Against this background, the demand most often voiced by victims is strikingly simple: to be believed. Recognition, Garapon emphasizes, precedes compensation. It requires the Church to relinquish any claim to moral superiority and to accept that it cannot define what is best for those it has harmed. Generic appeals to human sinfulness are insufficient to address wounds of such magnitude.

This is where restorative justice enters—not as a replacement for criminal law, but as a complementary path. Garapon describes it as an effort not to calculate compensation, but to “restart life.” Even financial reparation, when offered, serves a symbolic purpose. It does not claim to measure the immeasurable; rather, it gives tangible weight to the institution’s acknowledgment of wrongdoing. In cases involving multiple victims, significant payments can also become a test of sincerity—one that, he acknowledges, is not always met.

The implications extend beyond individual victims to entire communities. Abuse scandals have eroded trust among the faithful, raising questions about the Church’s credibility. For Garapon, the task is not merely to eliminate wrongdoing, but to rebuild the community by prioritizing the healing of victims. This requires confronting the deeper causes of institutional failure, including the fact that many victims are themselves members of religious life.

At the same time, restorative justice must remain flexible. Not all victims wish to engage directly with perpetrators—or even with Church representatives. In fact, Garapon notes that in about 80% of cases, the abuser is already deceased. The process therefore often involves a third-party approach, helping individuals reconcile with their pasts without imposing unwanted encounters. Respect for victims’ autonomy remains fundamental.

Looking ahead, Garapon sees the crisis as a call for deeper reform within the Church. While prevention and training are essential, they are not sufficient. More attention must be given to the realities of sexuality, loneliness, and emotional deprivation that can affect clergy life. Above all, he identifies a critical and often overlooked dimension: the misuse of the sacred.

“These crimes were committed not against the sacred, but with the sacred,” he observes—a realization that has prompted interdisciplinary research involving theologians, historians, anthropologists, and religious women. Their forthcoming work will examine how spiritual authority can be manipulated, and how such distortions might be prevented.

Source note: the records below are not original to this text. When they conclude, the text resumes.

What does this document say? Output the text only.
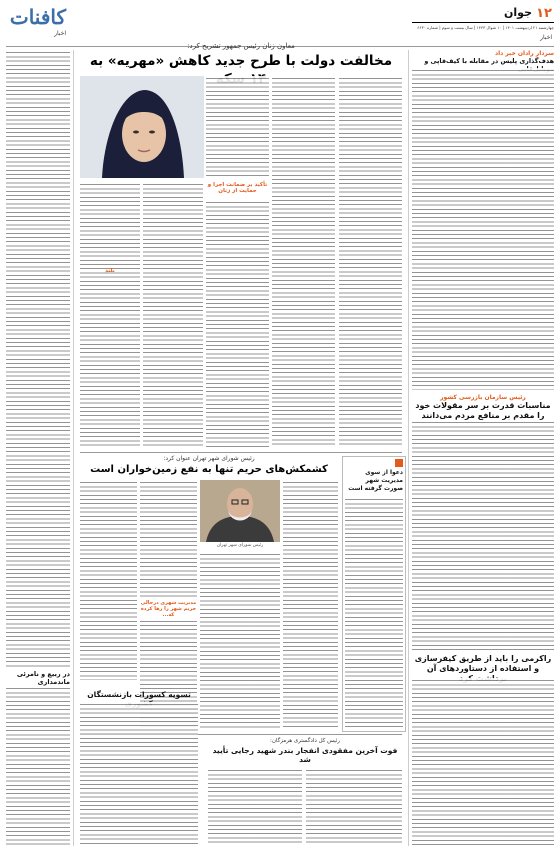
۱۲
جوان
چهارشنبه ۲۱ اردیبهشت ۱۴۰۱ | ۱۰ شوال ۱۴۴۳ | سال بیست و سوم | شماره ۶۶۳۰
اخبار
کافنات
اخبار
در ربیع و نامرئی ماندمداری
سردار رادان خبر داد
هدف‌گذاری پلیس در مقابله با کیف‌قاپی و
رئیس سازمان بازرسی کشور
مناسبات قدرت بر سر مقولات خود را مقدم بر منافع مردم می‌دانند
راکرمی را باید از طریق کیفرسازی و استفاده از دستاوردهای آن
معاون زنان رئیس جمهور تشریح کرد:
مخالفت دولت با طرح جدید کاهش «مهریه» به
تأکید بر ضمانت اجرا و حمایت از زنان
بلند
رئیس شورای شهر تهران عنوان کرد:
کشمکش‌های حریم تنها به نفع زمین‌خواران است
رئیس شورای شهر تهران
مدیریت شهری درحالی حریم شهر را رها کرده که...
دعوا از سوی مدیریت شهر صورت گرفته است
تسویه کسورات بازنشستگان
رئیس کل دادگستری هرمزگان:
فوت آخرین مفقودی انفجار بندر شهید رجایی تأیید شد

Ultimately, Garapon’s vision of justice transcends legal boundaries. Restorative justice, as he frames it, is not merely a technique but a cultural transformation—one that seeks to restore dignity, rebuild trust, and redefine the very purpose of justice. In confronting one of the darkest chapters of its history, the Church, he suggests, has been forced to rediscover that justice begins not with punishment, but with listening.